Retention Filters in general

Several concepts, products, manufactures exist for upstream cell retention purposes. The use of mammalian cell lines for expression of mAbs is huge and in general serving the same purpose - lower the cost of product. Two methods are well established:

• Alternating Flow Filtration (AFF) involves broth alternating along the surface of the membrane. 
• Tangential Flow Filtration (TFF) involves one direction flow of the broth along the surface of the membrane. 

Cross-Flow-Filter (CFF) is a broad covering technology involving a porous membrane, which allow selectable components under some pressure difference to pass from one liquid volume into another liquid volume crossing the membrane, the porous barrier restricting other components from passing the membrane.

Hollow-Fiber-Filter (HFF) modules is a popular membrane product based on multiple of in parallel arranged extruded hollow straw, lumen arranged inside a plastic tube creating the cartridge. A pump force broth flow inside and along the porous wall lumen from inlet to outlet. Product harvest is transverse to the lumen wall.

Plate-and-Frame systems accommodates flat sheet porous membranes arranged in stacked compartments. In general low packing density, low efficiency compared to other configurations, higher pressure drop, difficult to keep clean are other problems associated with Plate-and-Frame systems.

 

Two important measures, parameters are: DeltaP / ∆P – (Pressure-Drop) and the Trans-Membrane-Pressure (TMP). Forces that drives liquid along, across the membrane surface area and through the membrane. During filtration, the feed, broth side of the membrane is under pressure higher than the permeate side. This pressure difference forces liquids and the desired particles, proteins to pass through the membrane and those particles larger than the pores not to pass.

TMP - (Trans-Membrane-Pressure) is the difference between the average upstream, feedstock inlet pressure and permeate pressure after the Cross-Flow-Filter membrane. The pressure difference across the filter membrane = TMP is the driving force for membrane flux = harvest. TMP will increase between Cleaning Cycles as a function of the severe fouling increase.

TMP is the net pressure that forces the part of the broth to become permeate through the membrane and is typically calculated as the average of the inlet and outlet pressures minus the permeate pressure. The equation is generally expressed as:

                          TMP = (P_in + P_out) / 2 ÷ P permeate

Several factors influence both TMP and pressure drop, impacting how they interrelate. In membrane filtration, membrane fouling is a significant factor that increases TMP over time. Fouling occurs when particles, colloidal materials, or biological substances accumulate on the membrane surface, increasing resistance to flow. This can lead to a higher TMP as more pressure is required to achieve the same harvest flow rate.

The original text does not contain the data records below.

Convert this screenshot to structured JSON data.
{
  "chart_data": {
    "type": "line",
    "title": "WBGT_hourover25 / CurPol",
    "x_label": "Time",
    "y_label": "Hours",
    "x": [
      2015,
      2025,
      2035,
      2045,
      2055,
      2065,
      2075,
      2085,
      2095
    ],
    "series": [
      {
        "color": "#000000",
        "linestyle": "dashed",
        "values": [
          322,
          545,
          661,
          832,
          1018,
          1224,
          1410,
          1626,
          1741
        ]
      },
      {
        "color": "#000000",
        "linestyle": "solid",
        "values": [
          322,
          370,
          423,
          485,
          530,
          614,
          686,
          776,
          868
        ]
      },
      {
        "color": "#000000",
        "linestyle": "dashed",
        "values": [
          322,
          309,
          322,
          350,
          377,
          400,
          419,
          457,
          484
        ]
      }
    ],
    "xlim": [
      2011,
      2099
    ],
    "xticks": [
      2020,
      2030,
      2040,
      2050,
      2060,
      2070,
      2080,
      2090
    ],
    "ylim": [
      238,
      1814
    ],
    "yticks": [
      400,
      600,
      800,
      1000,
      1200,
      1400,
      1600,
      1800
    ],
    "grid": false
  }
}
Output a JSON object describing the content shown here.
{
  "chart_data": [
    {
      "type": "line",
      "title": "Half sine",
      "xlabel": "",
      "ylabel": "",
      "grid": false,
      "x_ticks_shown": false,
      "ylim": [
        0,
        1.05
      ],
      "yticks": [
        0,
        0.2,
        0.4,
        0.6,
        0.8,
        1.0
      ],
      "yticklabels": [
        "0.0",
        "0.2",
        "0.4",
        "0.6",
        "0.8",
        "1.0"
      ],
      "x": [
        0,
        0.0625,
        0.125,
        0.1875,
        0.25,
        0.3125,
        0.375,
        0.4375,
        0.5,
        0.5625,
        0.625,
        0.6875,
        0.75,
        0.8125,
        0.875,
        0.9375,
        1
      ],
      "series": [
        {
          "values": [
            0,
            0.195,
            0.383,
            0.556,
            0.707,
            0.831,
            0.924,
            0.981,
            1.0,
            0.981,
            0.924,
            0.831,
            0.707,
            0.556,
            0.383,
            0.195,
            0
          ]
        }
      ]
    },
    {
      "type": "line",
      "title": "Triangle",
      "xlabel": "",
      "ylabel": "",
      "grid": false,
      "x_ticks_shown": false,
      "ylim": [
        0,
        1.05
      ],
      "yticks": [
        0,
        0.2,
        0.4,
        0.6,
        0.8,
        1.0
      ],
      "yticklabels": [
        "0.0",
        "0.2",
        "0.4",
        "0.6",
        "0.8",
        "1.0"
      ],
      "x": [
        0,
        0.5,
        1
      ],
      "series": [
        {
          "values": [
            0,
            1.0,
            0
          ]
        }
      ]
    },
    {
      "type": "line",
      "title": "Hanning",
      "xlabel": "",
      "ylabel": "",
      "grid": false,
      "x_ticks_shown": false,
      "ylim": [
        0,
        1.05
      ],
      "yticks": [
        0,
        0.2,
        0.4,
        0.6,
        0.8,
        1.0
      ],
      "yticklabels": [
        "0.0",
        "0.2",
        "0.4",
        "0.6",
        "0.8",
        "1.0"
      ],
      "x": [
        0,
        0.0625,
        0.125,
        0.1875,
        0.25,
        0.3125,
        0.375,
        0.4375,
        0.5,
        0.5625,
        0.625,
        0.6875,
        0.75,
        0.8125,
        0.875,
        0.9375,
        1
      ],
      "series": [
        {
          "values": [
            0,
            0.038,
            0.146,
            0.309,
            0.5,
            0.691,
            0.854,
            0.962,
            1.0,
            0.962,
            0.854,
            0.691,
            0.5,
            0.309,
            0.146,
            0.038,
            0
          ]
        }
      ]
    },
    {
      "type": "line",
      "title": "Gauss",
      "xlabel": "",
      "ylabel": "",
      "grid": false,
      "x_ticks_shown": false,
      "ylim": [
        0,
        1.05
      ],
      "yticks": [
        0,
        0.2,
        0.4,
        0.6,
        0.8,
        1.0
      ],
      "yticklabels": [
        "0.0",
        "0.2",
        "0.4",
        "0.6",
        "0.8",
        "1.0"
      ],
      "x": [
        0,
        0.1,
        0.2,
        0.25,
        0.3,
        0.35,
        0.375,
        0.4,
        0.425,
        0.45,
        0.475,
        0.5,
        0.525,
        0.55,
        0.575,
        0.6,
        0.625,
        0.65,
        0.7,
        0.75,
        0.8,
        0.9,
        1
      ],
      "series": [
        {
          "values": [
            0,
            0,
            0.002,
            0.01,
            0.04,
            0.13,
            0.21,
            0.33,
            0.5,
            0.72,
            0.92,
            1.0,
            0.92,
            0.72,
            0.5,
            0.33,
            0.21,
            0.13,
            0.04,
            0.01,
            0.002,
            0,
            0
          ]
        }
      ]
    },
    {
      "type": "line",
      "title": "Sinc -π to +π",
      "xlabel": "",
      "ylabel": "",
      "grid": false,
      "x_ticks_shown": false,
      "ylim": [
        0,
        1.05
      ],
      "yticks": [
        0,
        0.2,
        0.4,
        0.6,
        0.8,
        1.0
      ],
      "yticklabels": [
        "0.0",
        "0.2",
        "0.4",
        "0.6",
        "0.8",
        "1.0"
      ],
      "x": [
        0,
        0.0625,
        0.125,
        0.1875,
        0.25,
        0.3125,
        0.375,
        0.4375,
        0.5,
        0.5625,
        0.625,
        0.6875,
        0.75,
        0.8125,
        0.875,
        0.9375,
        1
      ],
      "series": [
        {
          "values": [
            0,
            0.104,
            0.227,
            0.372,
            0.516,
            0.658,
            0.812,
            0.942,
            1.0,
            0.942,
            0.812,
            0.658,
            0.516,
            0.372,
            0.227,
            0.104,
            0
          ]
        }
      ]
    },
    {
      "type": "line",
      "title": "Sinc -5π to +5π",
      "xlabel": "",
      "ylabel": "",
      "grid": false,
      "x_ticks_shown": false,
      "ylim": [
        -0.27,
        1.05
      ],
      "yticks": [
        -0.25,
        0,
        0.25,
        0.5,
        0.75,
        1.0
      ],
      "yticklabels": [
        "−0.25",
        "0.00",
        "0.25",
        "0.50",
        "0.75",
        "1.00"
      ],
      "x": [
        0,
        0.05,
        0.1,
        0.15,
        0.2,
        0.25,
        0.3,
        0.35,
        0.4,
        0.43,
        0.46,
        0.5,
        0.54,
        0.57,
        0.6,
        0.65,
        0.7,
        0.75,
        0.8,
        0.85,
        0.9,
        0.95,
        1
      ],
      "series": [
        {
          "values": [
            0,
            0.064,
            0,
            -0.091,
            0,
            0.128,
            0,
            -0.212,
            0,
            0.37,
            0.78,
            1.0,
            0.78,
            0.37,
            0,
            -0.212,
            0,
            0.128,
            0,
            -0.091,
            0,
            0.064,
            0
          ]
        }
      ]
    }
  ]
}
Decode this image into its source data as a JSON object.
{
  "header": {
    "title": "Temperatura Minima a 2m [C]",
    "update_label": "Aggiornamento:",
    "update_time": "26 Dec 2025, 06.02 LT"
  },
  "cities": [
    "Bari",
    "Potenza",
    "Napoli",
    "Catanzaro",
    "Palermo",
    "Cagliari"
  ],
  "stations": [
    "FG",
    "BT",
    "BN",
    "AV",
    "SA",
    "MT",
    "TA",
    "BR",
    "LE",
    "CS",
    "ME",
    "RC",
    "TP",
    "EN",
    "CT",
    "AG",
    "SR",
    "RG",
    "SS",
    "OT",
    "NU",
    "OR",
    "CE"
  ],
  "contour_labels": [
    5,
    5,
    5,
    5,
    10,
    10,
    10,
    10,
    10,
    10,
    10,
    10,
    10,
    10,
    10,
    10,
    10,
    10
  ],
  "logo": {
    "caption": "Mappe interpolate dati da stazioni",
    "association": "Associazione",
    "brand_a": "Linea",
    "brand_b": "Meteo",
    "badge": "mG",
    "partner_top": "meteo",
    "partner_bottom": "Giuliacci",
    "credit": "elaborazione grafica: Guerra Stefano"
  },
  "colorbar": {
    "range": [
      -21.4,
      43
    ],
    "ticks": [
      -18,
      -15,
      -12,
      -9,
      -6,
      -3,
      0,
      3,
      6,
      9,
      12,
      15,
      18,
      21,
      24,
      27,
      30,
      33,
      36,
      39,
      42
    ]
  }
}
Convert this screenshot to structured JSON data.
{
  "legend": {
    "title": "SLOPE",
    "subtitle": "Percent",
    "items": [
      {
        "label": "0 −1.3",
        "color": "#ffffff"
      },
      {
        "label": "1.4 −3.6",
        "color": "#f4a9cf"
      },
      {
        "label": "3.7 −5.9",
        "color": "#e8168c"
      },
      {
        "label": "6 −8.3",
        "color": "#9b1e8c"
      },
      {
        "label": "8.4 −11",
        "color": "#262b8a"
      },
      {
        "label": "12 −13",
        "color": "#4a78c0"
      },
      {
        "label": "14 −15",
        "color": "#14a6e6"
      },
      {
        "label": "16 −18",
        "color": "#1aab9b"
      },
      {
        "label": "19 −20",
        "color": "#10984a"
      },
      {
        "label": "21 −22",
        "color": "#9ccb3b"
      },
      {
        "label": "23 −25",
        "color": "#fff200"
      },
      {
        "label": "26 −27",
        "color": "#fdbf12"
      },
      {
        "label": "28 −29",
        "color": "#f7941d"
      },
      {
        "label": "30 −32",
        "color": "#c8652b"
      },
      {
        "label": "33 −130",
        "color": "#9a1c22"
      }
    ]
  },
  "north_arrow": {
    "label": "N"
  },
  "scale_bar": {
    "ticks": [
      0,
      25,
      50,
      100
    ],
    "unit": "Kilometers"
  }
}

TMP refers to Trans-Membrane-Pressure. TMP is the driving pressure difference that moves liquid and low molecular weight solute through the membrane. When controlling a filtration process with TMP control, pressure is regulated, controlled at both the feedstock inlet and retentate exit port, and flux (flow through the membrane) is governed by porosity, pore size, surface area, broth viscosity, solute concentration, concentration polarization and pressure. In this mode, flux is high at the beginning of the process, but diminishes as a function of time/throughput as to membrane fouling. This fouling is what Clotho / Thalia / Clio is able to remove via the Cleaning Cycles.

DeltaP / ∆P – (Pressure-Drop) is the difference in pressure between two points in a flow system. It reflects the resistance the fluid encounters as it moves through a filter or a series of lumens in parallel. The greater the resistance, the larger the Pressure Drop, which are  caused by factors such as the length of the lumen, its diameter, the roughness of its interior surface, possible increased fouling and the viscosity of the fluid.

The pressure increase is the difference between the HFF feedstock inlet and the retentate exit port. Low, close to atmospheric pressure in the broth volume of the SUB. High at the retentate outlet as function of fouling. DeltaP ∆P will increase as a function of the ID of the lumen decreases as to unavoidable fouling. Pressure Drop are affected by the characteristics of the fluid being processed, such as its viscosity and temperature. A higher viscosity fluid, such as containing high biomass levels, will naturally result in a greater pressure drop, as will lower temperatures that increase fluid density and resistance to flow.